Para lograr que la Región Mar de Cortés se convierta en un modelo global de desarrollo sustentable a través de la Economía Azul, se debe impulsar una nueva ola de economías basadas en ciencia, regeneración y negocios con propósito, afirmaron expertos que participaron en el panel “Alternativas Económicas para la Región”, dentro del Summit 2025 “Navegando Rutas Alternas” de Foro Mar de Cortés.
Elfid Torres González, director de FUNDES; Ernesto Rodríguez Leal, del Centro de Acuacultura Aplicada en Innovaciones Alumbra y Rodrigo Villar Esquivel, socio fundador de New Ventures, coincidieron al señalar que es necesario pensar en nuevos negocios más allá de la pesca o la industria, con empresas diseñadas desde la solución de problemas locales y más capital que apueste por la prosperidad sostenible.
Para Elfid Torres González, líder de un venture studio que ya inició su “journey de emprendimiento” en la Región Mar de Cortés junto a Fundación Coppel, el motor de estas nuevas economías está en detectar lo que el mercado todavía no está resolviendo.
Primero, expresó, ha sido mapear desafíos como la sobrepesca, la contaminación y el desorden territorial para inventariar soluciones que ya funcionan en otros países. El segundo paso, prosiguió, es crear empresas para llenar los vacíos que nadie está atendiendo.
Lo que se ha encontrado es que en la región se dedica menos del 1.5 por ciento del capital sobre la denominada Economía Azul, que es el desarrollo de recursos marinos y costeros para impulsar el crecimiento económico.

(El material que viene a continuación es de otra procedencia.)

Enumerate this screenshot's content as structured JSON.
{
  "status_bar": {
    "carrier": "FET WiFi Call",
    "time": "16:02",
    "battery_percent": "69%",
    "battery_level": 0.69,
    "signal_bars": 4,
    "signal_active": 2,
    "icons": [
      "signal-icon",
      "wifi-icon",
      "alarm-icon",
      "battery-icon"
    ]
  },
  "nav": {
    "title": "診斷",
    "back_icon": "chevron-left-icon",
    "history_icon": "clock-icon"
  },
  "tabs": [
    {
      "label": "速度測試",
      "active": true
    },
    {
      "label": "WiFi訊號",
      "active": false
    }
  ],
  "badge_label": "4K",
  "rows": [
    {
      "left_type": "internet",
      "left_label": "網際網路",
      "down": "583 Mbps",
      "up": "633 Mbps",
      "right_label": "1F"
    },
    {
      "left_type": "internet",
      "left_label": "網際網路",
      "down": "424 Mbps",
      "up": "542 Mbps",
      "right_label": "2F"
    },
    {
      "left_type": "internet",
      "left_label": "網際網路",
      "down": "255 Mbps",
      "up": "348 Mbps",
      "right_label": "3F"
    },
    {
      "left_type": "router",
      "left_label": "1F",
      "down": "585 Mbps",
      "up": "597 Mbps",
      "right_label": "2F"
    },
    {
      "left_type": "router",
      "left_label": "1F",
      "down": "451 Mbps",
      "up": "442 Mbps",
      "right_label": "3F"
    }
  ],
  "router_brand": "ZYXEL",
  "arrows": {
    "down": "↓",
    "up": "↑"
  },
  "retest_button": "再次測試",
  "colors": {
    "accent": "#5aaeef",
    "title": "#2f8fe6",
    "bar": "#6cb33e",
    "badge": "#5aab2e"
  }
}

Otro de los hallazgos es que hay un déficit de talento especializado.
“La combinación de filantropía que asuma el mayor riesgo en donde nadie quiere entrar, sobre todo donde en ecosistemas como este y las comunidades son muy importantes, no es solo un emprendedor con una idea tecnológica, son emprendimientos que requieren el involucramiento de comunidades de pescadores, de comunidades que cuidan los manglares”, apuntó.
Entonces, agregó, la filantropía tiene que entrar ahí y una vez que demuestra que ahí hay una tesis de inversión, el capital privado puede entrar a jugar el rol que juega en la innovación y en el crecimiento.
Por su parte, Ernesto Rodríguez Leal aseguró que ya existen ejemplos de acuicultura regenerativa capaces de producir proteína sostenible, regenerar ecosistemas marinos y detonar ingresos para comunidades costeras, pero estas aún siguen siendo pocas para la extensión que tiene la región.
“Estamos haciendo el de-risking (estrategia que consiste en eliminar o restringir las relaciones comerciales para evitar, en lugar de gestionar, el riesgo) de una industria completa para que inversionistas y productores se animen”, destacó.
Como ejemplo, hay proyectos de productores ostioneros que no consideran su propio sueldo en su estructura financiera, lo que les lleva a quebrar pese a tener focalizado su talento.
“Hace falta convertir oportunidades técnicas en negocios que realmente prosperen”, apuntó.
Finalmente, Rodrigo Villar Esquivel, resaltó que la Economía Azul ya no puede mirarse solo desde la filantropía.
La clave está en conectar capital privado, blended finance y la voluntad empresarial para destrabar modelos que aún no existen en la región pero que son indispensables para restaurar océanos, detonar startups y hacer que el capital sea catalizador real.
“Esta región tiene todas las condiciones para ser potencia; el mensaje para los empresarios es simple: hay formas de colaborar, y la Región lo necesita”, puntualizó.
Faro económico
Para los expertos, la Región Mar de Cortés puede ser faro económico para México, pero solo a través de proyectos de innovación, con inversión centrada en objetivos más allá de la pesca y con una atención a la conservación de la naturaleza.
Sin embargo, advirtieron que ese futuro solamente será posible si se provoca lo que aún no existe: más talento, más empresas diseñadas desde la solución de problemas locales y más capital que apueste por la prosperidad sostenible.